Khama also expressed concern about the rate of Chinese migration to Africa in the interview, saying
"We accept China's goods. But they don't have to export their population to sell us those goods."
And in a recent opinion piece the governor of Nigeria's central bank, Lamido Sanusi, accused China
of being "a significant contributor to Africa's de-industrialization and underdevelopment," with its
cheap manufactured goods competing with African goods on the continent and its huge appetite for
raw materials preventing Africans from adding value to their natural resources.
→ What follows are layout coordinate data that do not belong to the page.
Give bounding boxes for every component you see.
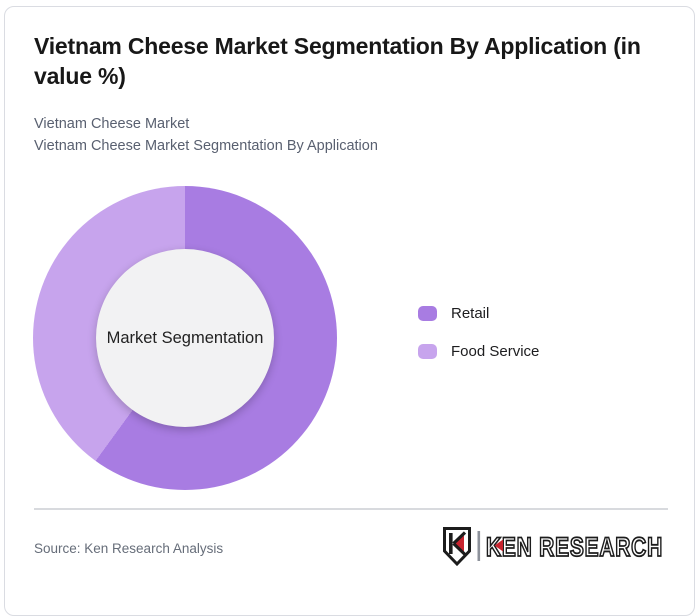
legend-item-food-service[interactable]: Food Service	[418, 343, 540, 360]
logo-separator	[477, 531, 481, 561]
legend-label-retail: Retail	[451, 305, 490, 322]
chart-card: Vietnam Cheese Market Segmentation By Ap…	[4, 6, 695, 616]
chart-subtitle: Vietnam Cheese Market Vietnam Cheese Mar…	[34, 113, 654, 157]
subtitle-line-1: Vietnam Cheese Market	[34, 116, 190, 132]
chart-title: Vietnam Cheese Market Segmentation By Ap…	[34, 33, 641, 89]
ken-research-logo: KEN RESEARCH	[443, 527, 663, 567]
legend-swatch-retail[interactable]	[418, 306, 437, 321]
legend-item-retail[interactable]: Retail	[418, 305, 539, 322]
donut-center-label: Market Segmentation	[106, 328, 264, 347]
subtitle-line-2: Vietnam Cheese Market Segmentation By Ap…	[34, 138, 378, 154]
shield-red-triangle	[454, 535, 464, 552]
donut-chart: Market Segmentation	[33, 186, 337, 490]
legend-swatch-food-service[interactable]	[418, 344, 437, 359]
source-text: Source: Ken Research Analysis	[34, 541, 224, 556]
chart-legend: Retail Food Service	[418, 305, 540, 382]
logo-wordmark: KEN RESEARCH	[486, 532, 663, 562]
wordmark-red-triangle	[494, 539, 503, 552]
ken-research-shield-icon	[443, 527, 471, 567]
footer-divider	[34, 508, 668, 510]
legend-label-food-service: Food Service	[451, 343, 540, 360]
donut-hole: Market Segmentation	[96, 249, 274, 427]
He suggested there
was a "whiff of colonialism" about China's Africa policy.
China's new leader Xi Jinping, attending his first international summit at the BRICS, said China
would "support Africa's efforts for stronger growth."
He said China would continue to make its own and international development priorities as it works
to achieve a "grand goal" of doubling China's gross domestic product and the per capita income of
its population by 2020.
Other leaders at the summit, in South Africa's coastal resort of Durban, gushed about the
possibilities opened by their fledgling BRICS forum, which represents nearly half of the world's
population and more than a quarter of world trade.
India's trade minister Anand Sharma said BRICS will "have a defining influence on the global order
of this century."
He warned against trade protectionism, which has played out within BRICS with South Africa
accusing Brazil of dumping poultry products.
Brazil's President Dilma Rousseff said BRICS has confounded its critics. "Even the most skeptical
voices do recognize the contribution the BRICS bloc of countries has provided in the field of
international economics," she said. Even the World Bank has said that global growth over the past
few years and for the foreseeable future is being driven by the bloc.
Rousseff said it is time multilateral institutions like the IMF and World Bank become more
democratic to clearly reflect the growing influence of developing countries.